During my search, thanks to my hobby of reading Tang poetry, I came to recognize the elements of space and visuals in Chinese classical poetry (gushi) as a source of inspiration that helps me clearly appreciate the concept of atemporality. Gushi taught me how to experience the endlessness and permeability of space. It invokes a mysterious and delicate beauty, which remains few and far between, through the fascinating conveying ability of words and images in gushi. These characteristics render
it akin to painting. The process of abstraction in landscape painting, based partially on the inspirations from gushi, has helped me expand my visual boundaries, the dimensions of space, stretching to eternity, and towards a diversity of expression means.
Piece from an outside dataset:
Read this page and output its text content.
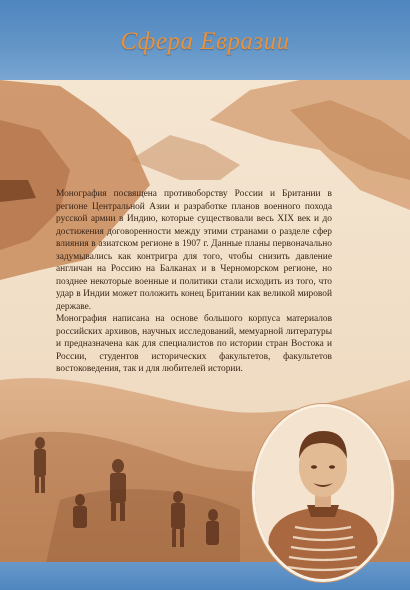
Сфера Евразии

Монография посвящена противоборству России и Британии в регионе Центральной Азии и разработке планов военного похода русской армии в Индию, которые существовали весь XIX век и до достижения договоренности между этими странами о разделе сфер влияния в азиатском регионе в 1907 г. Данные планы первоначально задумывались как контригра для того, чтобы снизить давление англичан на Россию на Балканах и в Черноморском регионе, но позднее некоторые военные и политики стали исходить из того, что удар в Индии может положить конец Британии как великой мировой державе.

Монография написана на основе большого корпуса материалов российских архивов, научных исследований, мемуарной литературы и предназначена как для специалистов по истории стран Востока и России, студентов исторических факультетов, факультетов востоковедения, так и для любителей истории.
This brings my works closer to the state of freedom and wholeness in gushi.
Landscape is the life that we live in, transpiring and fading in front of our eyes. Yet, life is also a long dream with many scenes that alternate between landscape/dream - real/unreal. Landscape appears in each moment, each hour, each day that passes by. Our life, which is today’s great dream, can also be found in the landscape of days that come later.
Through the works in Ethereal Scapes, with my personal conviction, I always believe that art is a way for me to connect history, time, and memories. Art, to me, can help us cross through each layer of time and space, of different landscapes, in order to see and reflect on ourselves. Somewhere along the line, we will realize that we are but a single grain of sand, waning in comparison to this majestic universe.

Hà Mạnh Thắng
Hà Nội, 23/06/2023

● The two opening verses of the poem, Self-declaration through drinking on a day
in Spring” (春日醉起言志) by Li Bai (李白) (701 - 762), a poet who lives in the Tang Dynasty, China.